Key Takeaways from This Portfolio Review

This comprehensive review and new position setup illustrate several important principles for option sellers:

1. Annual Performance Review Matters: Taking time to analyze what worked and what didn't helps refine strategies for the coming year. The progression from slow start to consistent $1,500 monthly premiums shows the learning curve in action.
2. Platform Selection Affects Workflow: Different brokerages offer different tools and approval levels. Finding the platform that matches your strategy requirements and workflow preferences can significantly improve efficiency.
3. Systematic Stock Screening Reduces Noise: Starting with 535 stocks and filtering to fewer than 100 based on specific criteria (dividends, price range, premium levels, volume) makes stock selection manageable and repeatable.
4. Paper Trading Creates Learning Opportunities: Using virtual capital to document complete strategy cycles provides educational value without financial risk, allowing both the creator and viewers to learn from the full process.
5. Cost Basis Tracking Requires Discipline: Setting up MyATMM before the position executes ensures that every transaction gets recorded accurately from the start, preventing the gaps that break tracking in spreadsheets.

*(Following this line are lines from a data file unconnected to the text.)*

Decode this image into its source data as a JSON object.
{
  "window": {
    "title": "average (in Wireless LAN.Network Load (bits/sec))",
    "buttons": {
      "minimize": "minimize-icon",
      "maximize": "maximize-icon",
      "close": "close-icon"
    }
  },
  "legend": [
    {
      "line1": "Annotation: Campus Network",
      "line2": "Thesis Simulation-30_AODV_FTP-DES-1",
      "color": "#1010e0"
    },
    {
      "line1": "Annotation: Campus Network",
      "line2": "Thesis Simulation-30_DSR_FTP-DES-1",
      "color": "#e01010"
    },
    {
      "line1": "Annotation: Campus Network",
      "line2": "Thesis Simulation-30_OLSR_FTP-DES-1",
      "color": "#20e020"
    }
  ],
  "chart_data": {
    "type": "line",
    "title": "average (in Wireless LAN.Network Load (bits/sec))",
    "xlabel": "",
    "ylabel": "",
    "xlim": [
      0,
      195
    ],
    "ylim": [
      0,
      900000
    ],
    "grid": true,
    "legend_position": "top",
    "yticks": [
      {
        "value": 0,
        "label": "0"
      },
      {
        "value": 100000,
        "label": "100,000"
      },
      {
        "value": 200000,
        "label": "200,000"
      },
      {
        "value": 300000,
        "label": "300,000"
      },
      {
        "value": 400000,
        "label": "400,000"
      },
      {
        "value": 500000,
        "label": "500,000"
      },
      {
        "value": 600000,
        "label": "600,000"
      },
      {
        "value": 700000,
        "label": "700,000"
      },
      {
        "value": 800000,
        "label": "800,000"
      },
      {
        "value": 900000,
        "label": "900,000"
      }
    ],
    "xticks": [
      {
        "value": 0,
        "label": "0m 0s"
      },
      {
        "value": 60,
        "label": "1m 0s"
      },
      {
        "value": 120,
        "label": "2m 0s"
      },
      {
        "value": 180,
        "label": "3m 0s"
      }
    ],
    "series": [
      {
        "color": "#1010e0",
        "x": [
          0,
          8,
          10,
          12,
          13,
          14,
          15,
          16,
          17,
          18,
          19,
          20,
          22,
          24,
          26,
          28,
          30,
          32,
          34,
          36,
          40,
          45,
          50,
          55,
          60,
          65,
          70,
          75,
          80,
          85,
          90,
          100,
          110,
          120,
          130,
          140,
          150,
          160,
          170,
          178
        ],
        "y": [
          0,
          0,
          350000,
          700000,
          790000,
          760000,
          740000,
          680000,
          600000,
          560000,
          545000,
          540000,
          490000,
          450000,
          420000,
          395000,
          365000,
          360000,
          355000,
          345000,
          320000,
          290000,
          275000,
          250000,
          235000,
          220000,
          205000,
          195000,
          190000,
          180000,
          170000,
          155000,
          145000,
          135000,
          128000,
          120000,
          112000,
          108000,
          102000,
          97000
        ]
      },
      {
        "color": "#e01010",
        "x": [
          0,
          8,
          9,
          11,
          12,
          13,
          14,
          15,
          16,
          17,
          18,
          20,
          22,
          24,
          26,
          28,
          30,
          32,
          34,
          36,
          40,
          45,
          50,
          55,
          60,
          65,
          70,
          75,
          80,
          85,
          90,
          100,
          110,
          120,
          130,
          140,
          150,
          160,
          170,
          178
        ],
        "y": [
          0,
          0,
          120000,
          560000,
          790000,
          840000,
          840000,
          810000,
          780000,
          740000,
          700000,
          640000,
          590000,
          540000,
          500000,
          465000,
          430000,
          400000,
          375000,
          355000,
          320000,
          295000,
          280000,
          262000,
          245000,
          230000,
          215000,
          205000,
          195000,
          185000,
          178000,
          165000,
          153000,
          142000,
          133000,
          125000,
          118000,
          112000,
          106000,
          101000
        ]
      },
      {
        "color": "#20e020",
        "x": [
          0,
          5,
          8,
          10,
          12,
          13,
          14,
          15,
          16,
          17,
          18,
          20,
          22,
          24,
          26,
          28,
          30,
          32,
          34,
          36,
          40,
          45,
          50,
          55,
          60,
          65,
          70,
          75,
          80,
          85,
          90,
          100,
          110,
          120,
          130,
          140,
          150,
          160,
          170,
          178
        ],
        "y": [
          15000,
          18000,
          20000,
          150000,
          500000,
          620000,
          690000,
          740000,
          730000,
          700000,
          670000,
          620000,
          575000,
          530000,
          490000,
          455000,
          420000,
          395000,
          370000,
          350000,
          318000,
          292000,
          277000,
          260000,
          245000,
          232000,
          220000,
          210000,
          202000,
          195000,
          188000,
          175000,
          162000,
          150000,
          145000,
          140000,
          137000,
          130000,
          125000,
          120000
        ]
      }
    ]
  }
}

How MyATMM Simplifies Multi-Account Management

Managing positions across multiple brokerages creates significant tracking challenges that MyATMM specifically addresses:

Centralized Cost Basis Tracking

Rather than trying to reconcile cost basis calculations across Robinhood, TD Ameritrade, and TastyWorks separately, MyATMM provides a single source of truth. Whether you execute trades at one brokerage or spread them across multiple platforms, the cost basis tracking remains consistent and accurate.

Brokerage-Agnostic Position Management

MyATMM doesn't care which brokerage holds your actual shares. The platform focuses exclusively on what matters: tracking every transaction that affects your cost basis and calculating your true position value including all premium collected over time.

Portfolio-Wide Performance Metrics

Even when consolidating accounts or moving positions between brokerages, MyATMM maintains complete transaction history. The dashboard shows total premium collected, realized gains and losses, and current position values regardless of where shares physically reside.

Account Consolidation Tracking:

When moving positions from Robinhood to TD Ameritrade as demonstrated in this review, MyATMM captures:

  • Final cost basis in the Robinhood account
  • Transfer of shares (if moved as-is)
  • Or liquidation and re-purchase (if shares were sold and rebought)
  • Continuation of premium tracking in the new account

This prevents the gaps in tracking that occur when brokerages don't transfer full transaction history during account moves.

Risk Disclaimer

Options trading involves significant risk and is not suitable for all investors. Past performance does not guarantee future results. The strategies discussed in this article, including cash-secured puts and the wheel strategy, can result in losses including the entire premium collected and potential losses on assigned stock positions.

Paper trading results do not reflect actual trading performance and may not account for slippage, commissions, and market impact. This content is for educational purposes only and should not be considered financial advice. Always consult with a qualified financial advisor and thoroughly understand the risks before implementing any options trading strategy.

Dividend-paying stocks are not guaranteed to maintain price levels, and option selling does not eliminate market risk. Assignment on short options can occur at any time, including before ex-dividend dates, and may result in unexpected tax consequences.